The best way to measure RMS values ​​is with specially designed electronic meters. Some instrument manufacturers developed original methods to determine the RMS value of any form waves. They make "True-RMS" class instruments which contain a tiny resistive heating element powered by a voltage proportional to the voltage being measured. The thermal effect of a given element is measured thermally , and gives the true meaning RMS. Mathematical calculations are not made here at all, everything is based on the laws of physics. The accuracy of such measuring instruments does not depend on the waveform.

For symmetrical waveforms, there are simple conversion factors between the following types of values: peak, peak-to-peak (Peak-to-Peak or R-R), practical average (Average or AVG) and rms ( RMS):

In addition to the AC current/voltage values ​​listed above, there are also values ​​expressing proportionality between some of these fundamental measurements. crest factor AC waves, For example, is the ratio of the maximum (peak) current/voltage value to its root mean square (RMS) value.

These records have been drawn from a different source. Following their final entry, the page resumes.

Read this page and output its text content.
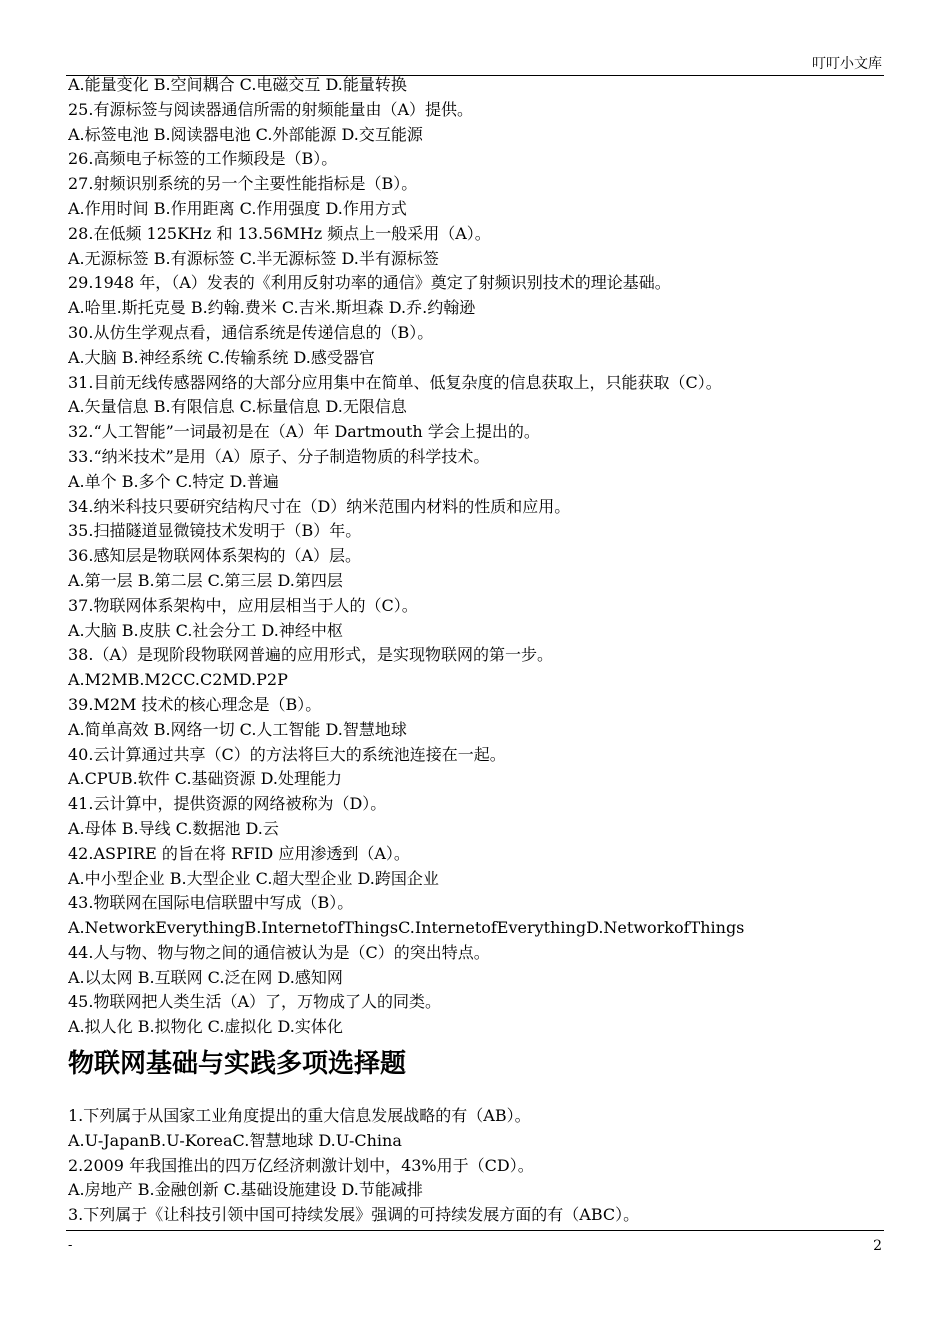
叮叮小文库
A.能量变化 B.空间耦合 C.电磁交互 D.能量转换
25.有源标签与阅读器通信所需的射频能量由（A）提供。
A.标签电池 B.阅读器电池 C.外部能源 D.交互能源
26.高频电子标签的工作频段是（B）。
27.射频识别系统的另一个主要性能指标是（B）。
A.作用时间 B.作用距离 C.作用强度 D.作用方式
28.在低频 125KHz 和 13.56MHz 频点上一般采用（A）。
A.无源标签 B.有源标签 C.半无源标签 D.半有源标签
29.1948 年，（A）发表的《利用反射功率的通信》奠定了射频识别技术的理论基础。
A.哈里.斯托克曼 B.约翰.费米 C.吉米.斯坦森 D.乔.约翰逊
30.从仿生学观点看，通信系统是传递信息的（B）。
A.大脑 B.神经系统 C.传输系统 D.感受器官
31.目前无线传感器网络的大部分应用集中在简单、低复杂度的信息获取上，只能获取（C）。
A.矢量信息 B.有限信息 C.标量信息 D.无限信息
32.“人工智能”一词最初是在（A）年 Dartmouth 学会上提出的。
33.“纳米技术”是用（A）原子、分子制造物质的科学技术。
A.单个 B.多个 C.特定 D.普遍
34.纳米科技只要研究结构尺寸在（D）纳米范围内材料的性质和应用。
35.扫描隧道显微镜技术发明于（B）年。
36.感知层是物联网体系架构的（A）层。
A.第一层 B.第二层 C.第三层 D.第四层
37.物联网体系架构中，应用层相当于人的（C）。
A.大脑 B.皮肤 C.社会分工 D.神经中枢
38.（A）是现阶段物联网普遍的应用形式，是实现物联网的第一步。
A.M2MB.M2CC.C2MD.P2P
39.M2M 技术的核心理念是（B）。
A.简单高效 B.网络一切 C.人工智能 D.智慧地球
40.云计算通过共享（C）的方法将巨大的系统池连接在一起。
A.CPUB.软件 C.基础资源 D.处理能力
41.云计算中，提供资源的网络被称为（D）。
A.母体 B.导线 C.数据池 D.云
42.ASPIRE 的旨在将 RFID 应用渗透到（A）。
A.中小型企业 B.大型企业 C.超大型企业 D.跨国企业
43.物联网在国际电信联盟中写成（B）。
A.NetworkEverythingB.InternetofThingsC.InternetofEverythingD.NetworkofThings
44.人与物、物与物之间的通信被认为是（C）的突出特点。
A.以太网 B.互联网 C.泛在网 D.感知网
45.物联网把人类生活（A）了，万物成了人的同类。
A.拟人化 B.拟物化 C.虚拟化 D.实体化
物联网基础与实践多项选择题
1.下列属于从国家工业角度提出的重大信息发展战略的有（AB）。
A.U-JapanB.U-KoreaC.智慧地球 D.U-China
2.2009 年我国推出的四万亿经济刺激计划中，43%用于（CD）。
A.房地产 B.金融创新 C.基础设施建设 D.节能减排
3.下列属于《让科技引领中国可持续发展》强调的可持续发展方面的有（ABC）。
-	2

Form factor AC/Voltage waveform is the ratio of the Root Mean Square (RMS) value to its practical average value. The crest factor and form factor of a square wave are always 1, since the peak value of this wave is equal to the RMS and AVG values. The sine wave has an RMS value of 0.707 and a form factor of 1.11 (0.707/0.636). The triangle wave has an RMS value of 0.577 and a form factor of 1.15 (0.577/0.5).

Keep in mind that all the above transformations apply only to symmetrical (correct) waveforms. RMS and mean distorted waveforms are not related the same ratios:

This is very important concept to understand. If you are using an analog meter that is calibrated to sinusoidal RMS values, it will only be accurate when measuring a "pure" sine wave. When measuring other types of waves, it will not give you a true RMS value.

Since the sinusoidal waveform is the most common in electrical measurements, it is under it that the vast majority of analog measuring instruments are calibrated. Please note that this limitation applies only to simple analog instruments, and does not apply in any way to instruments with “True-RMS” technology.